今回は、調査会社のForrester Researchが予想してオートメーションの将来についてお話ししていきたいと思います。Forrester Research社によると、オートメーションはデジタル変革の次のフェーズで中心的な役割を果たすといいます。素早い製品化、高品質および高信頼性、さらに進んだパーソナライゼーション、そして便利さの拡大などの新たなレベルの価値を顧客にもたらすとしています。

Forrester Research社が予想する2019年のオートメーション

Forrester Research社は2017年に、今後オートメーションは転換点を迎え、労働力に変化をもたらすと共に従業員の手助けとなり、新たな顧客価値を実現すると予想しました。その後、RPAベンダーの企業価値は急上昇しました。例えばUiPath社の企業価値は、2019年9月の時点で30億ドル(約3400億円)にまで到達したのです。

ロボット市場のリーダー企業であるABBはUiPath社の生産プロセスに、ほかのロボットを組み立てるロボットを導入する計画だと発表しています。また、マサチューセッツ工科大学は、AIを中心とした新しい学部の創設などの取り組みに10億ドル(約1100億円)を投資することを発表しました。

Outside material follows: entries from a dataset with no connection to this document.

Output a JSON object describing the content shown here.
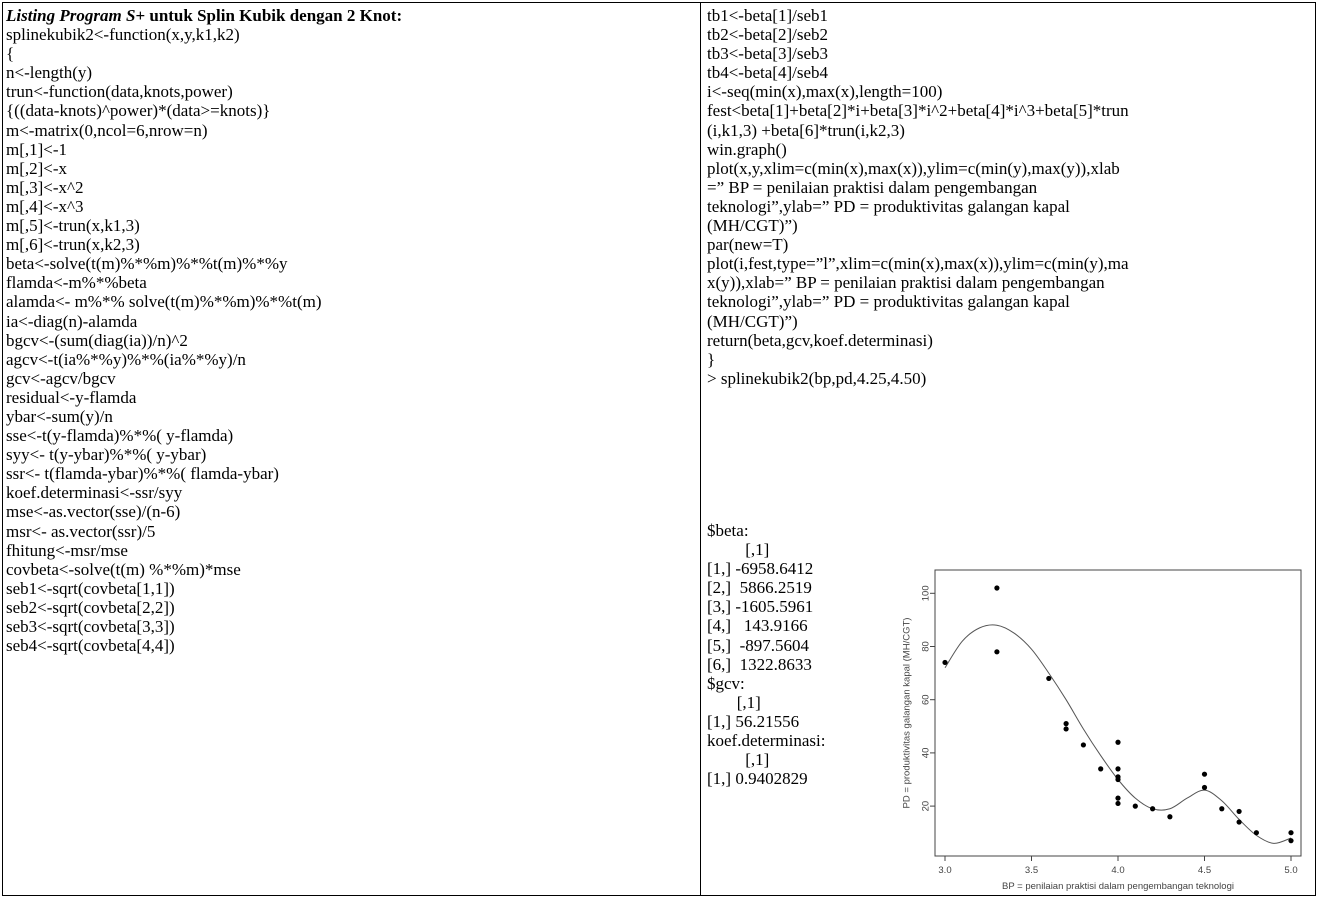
{
  "left": {
    "title_italic": "Listing Program S+",
    "title_rest": " untuk Splin Kubik dengan 2 Knot:",
    "lines": [
      "splinekubik2<-function(x,y,k1,k2)",
      "{",
      "n<-length(y)",
      "trun<-function(data,knots,power)",
      "{((data-knots)^power)*(data>=knots)}",
      "m<-matrix(0,ncol=6,nrow=n)",
      "m[,1]<-1",
      "m[,2]<-x",
      "m[,3]<-x^2",
      "m[,4]<-x^3",
      "m[,5]<-trun(x,k1,3)",
      "m[,6]<-trun(x,k2,3)",
      "beta<-solve(t(m)%*%m)%*%t(m)%*%y",
      "flamda<-m%*%beta",
      "alamda<- m%*% solve(t(m)%*%m)%*%t(m)",
      "ia<-diag(n)-alamda",
      "bgcv<-(sum(diag(ia))/n)^2",
      "agcv<-t(ia%*%y)%*%(ia%*%y)/n",
      "gcv<-agcv/bgcv",
      "residual<-y-flamda",
      "ybar<-sum(y)/n",
      "sse<-t(y-flamda)%*%( y-flamda)",
      "syy<- t(y-ybar)%*%( y-ybar)",
      "ssr<- t(flamda-ybar)%*%( flamda-ybar)",
      "koef.determinasi<-ssr/syy",
      "mse<-as.vector(sse)/(n-6)",
      "msr<- as.vector(ssr)/5",
      "fhitung<-msr/mse",
      "covbeta<-solve(t(m) %*%m)*mse",
      "seb1<-sqrt(covbeta[1,1])",
      "seb2<-sqrt(covbeta[2,2])",
      "seb3<-sqrt(covbeta[3,3])",
      "seb4<-sqrt(covbeta[4,4])"
    ]
  },
  "right": {
    "lines": [
      "tb1<-beta[1]/seb1",
      "tb2<-beta[2]/seb2",
      "tb3<-beta[3]/seb3",
      "tb4<-beta[4]/seb4",
      "i<-seq(min(x),max(x),length=100)",
      "fest<beta[1]+beta[2]*i+beta[3]*i^2+beta[4]*i^3+beta[5]*trun",
      "(i,k1,3) +beta[6]*trun(i,k2,3)",
      "win.graph()",
      "plot(x,y,xlim=c(min(x),max(x)),ylim=c(min(y),max(y)),xlab",
      "=” BP = penilaian praktisi dalam pengembangan",
      "teknologi”,ylab=” PD = produktivitas galangan kapal",
      "(MH/CGT)”)",
      "par(new=T)",
      "plot(i,fest,type=”l”,xlim=c(min(x),max(x)),ylim=c(min(y),ma",
      "x(y)),xlab=” BP = penilaian praktisi dalam pengembangan",
      "teknologi”,ylab=” PD = produktivitas galangan kapal",
      "(MH/CGT)”)",
      "return(beta,gcv,koef.determinasi)",
      "}",
      "> splinekubik2(bp,pd,4.25,4.50)"
    ],
    "output_lines": [
      "$beta:",
      "         [,1]",
      "[1,] -6958.6412",
      "[2,]  5866.2519",
      "[3,] -1605.5961",
      "[4,]   143.9166",
      "[5,]  -897.5604",
      "[6,]  1322.8633",
      "$gcv:",
      "       [,1]",
      "[1,] 56.21556",
      "koef.determinasi:",
      "         [,1]",
      "[1,] 0.9402829"
    ]
  },
  "chart_data": {
    "type": "scatter",
    "title": "",
    "xlabel": "BP = penilaian praktisi dalam pengembangan teknologi",
    "ylabel": "PD = produktivitas galangan kapal (MH/CGT)",
    "xlim": [
      3.0,
      5.0
    ],
    "ylim": [
      5,
      105
    ],
    "xticks": [
      "3.0",
      "3.5",
      "4.0",
      "4.5",
      "5.0"
    ],
    "yticks": [
      "20",
      "40",
      "60",
      "80",
      "100"
    ],
    "xtick_values": [
      3.0,
      3.5,
      4.0,
      4.5,
      5.0
    ],
    "ytick_values": [
      20,
      40,
      60,
      80,
      100
    ],
    "points": [
      [
        3.0,
        74
      ],
      [
        3.3,
        102
      ],
      [
        3.3,
        78
      ],
      [
        3.6,
        68
      ],
      [
        3.7,
        51
      ],
      [
        3.7,
        49
      ],
      [
        3.8,
        43
      ],
      [
        3.9,
        34
      ],
      [
        4.0,
        44
      ],
      [
        4.0,
        34
      ],
      [
        4.0,
        31
      ],
      [
        4.0,
        30
      ],
      [
        4.0,
        23
      ],
      [
        4.0,
        21
      ],
      [
        4.1,
        20
      ],
      [
        4.2,
        19
      ],
      [
        4.3,
        16
      ],
      [
        4.5,
        32
      ],
      [
        4.5,
        27
      ],
      [
        4.6,
        19
      ],
      [
        4.7,
        18
      ],
      [
        4.7,
        14
      ],
      [
        4.8,
        10
      ],
      [
        5.0,
        10
      ],
      [
        5.0,
        7
      ]
    ],
    "curve": [
      [
        3.0,
        72
      ],
      [
        3.1,
        82
      ],
      [
        3.2,
        87
      ],
      [
        3.3,
        88
      ],
      [
        3.4,
        85
      ],
      [
        3.5,
        79
      ],
      [
        3.6,
        70
      ],
      [
        3.7,
        60
      ],
      [
        3.8,
        49
      ],
      [
        3.9,
        39
      ],
      [
        4.0,
        30
      ],
      [
        4.1,
        23
      ],
      [
        4.2,
        19
      ],
      [
        4.3,
        19
      ],
      [
        4.4,
        23
      ],
      [
        4.5,
        26
      ],
      [
        4.6,
        22
      ],
      [
        4.7,
        15
      ],
      [
        4.8,
        9
      ],
      [
        4.9,
        6
      ],
      [
        5.0,
        8
      ]
    ]
  }
}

CIOやそのほかのテクノロジー担当役員、事業担当役員が、Forrester Research社が予想する転換点を迎えるオートメーションを取り入れるためには、過剰な期待をあおるような謳い文句と現実の差を見極める必要があります。Forrester Research社は今年の11月に、オートメーション業界の2019年を展望する予想手ポートを公開しています。このレポートでは、オートメーションがもたらす新たなビジネス価値に注目しています。その中でも特に重要な予想は次の3つです。

オートメーションと雇用について

オートメーションによって雇用の10%が失われるが、3%の新たな雇用が生まれるとしています。Forrester Research社では、オートメーション技術が雇用に与える影響について、2015年から調査を行っています。世間でよくいわれている予想といえば、雇用の半分近くが失われると主張するものもあります。しかしForrester Research社は今後、多くのワークフローで人間とロボットが力を合わせて作業をするようになると共に、オートメーション経済は新たな雇用を生むと考えています。

2019年には、RPAのロボットを管理できる専門家や、チャットボットや音声操作できるスキルのUIを改善できるクリエイティブな人材やデザイナー、ビジネスの課題を解決する業務プロセスの専門家などをCIOが新たに雇用するといいます。
そのため、2018年よりも多くの雇用が生み出されるとみているようです。失われると予想している雇用に関しても、労働力率が比較的低い状態が継続する状況なのであれば、必ずしも失業率の上昇につながるとは限らないとしています。オートメーションの拡充により、単純作業をロボットに任せられるようになり、従業員の労働体験にもメリットが生まれると予想しています。

企業の動きについて

企業は組織体制やフレームワークへの投資を進めていくとしています。2019年の終わりまでには、大企業の40%が、オートメーションセンターやオートメーションに関するフレームワークを設けると予想しています。オートメーションプラットフォームの選択肢(RPA、DPA、BPM、機械学習など)が増えていくにしたがって、利用ケースに応じて適切なソリューションを適用することは課題になります。

この問題に対応するため、企業はこうした問題に集中的に取り組む、統一的なフレームワークに基づき設計されたコーディネーションセンターに投資するようになるそうです。このようなオートメーションセンターは、さまざまビジネスの課題に対して基本的な対応方針であったり、技術的な互換性と統一性を確保しながら、さまざまなオートメーション技術をどのように適用すべきかを判断する役割を負うといいます。

スタートアップ企業について

スタートアップ企業の10社に1社では、人間の従業員よりもデジタルワーカーのほうが多くなるとしています。一般的に今日、大きな成功を収めている多くの企業というのは、過去の企業よりも少ない数の従業員で業務を行っています。例えば、Kodak社は1973年のピーク時には12万人の従業員を抱えていましたが、Facebookが2012年にInstagramを買収したとき、Instagramには13人しか従業員がいませんでした。

2019年にはスタートアップ企業の10社に1社程度に存在する、よりアジャイルかつリーンで規模の変化に柔軟に対応できる形で業務を行っている組織については、雇用ではなくタスクの観点から業務をとらえるようになるといいます。そして、オートメーション優先の原則に従ってビジネスモデルを構築するようになると予想されてます。

今回のまとめ

今回は調査会社のForrester Researchが予想する、2019年のオートメーションについてお話ししてきましが、いかがでしたか?なかなか的を得たものになっていたと思います。今回ご紹介してきた予想のほかにも、より実現的なソリューションが生まれることを期待したいです。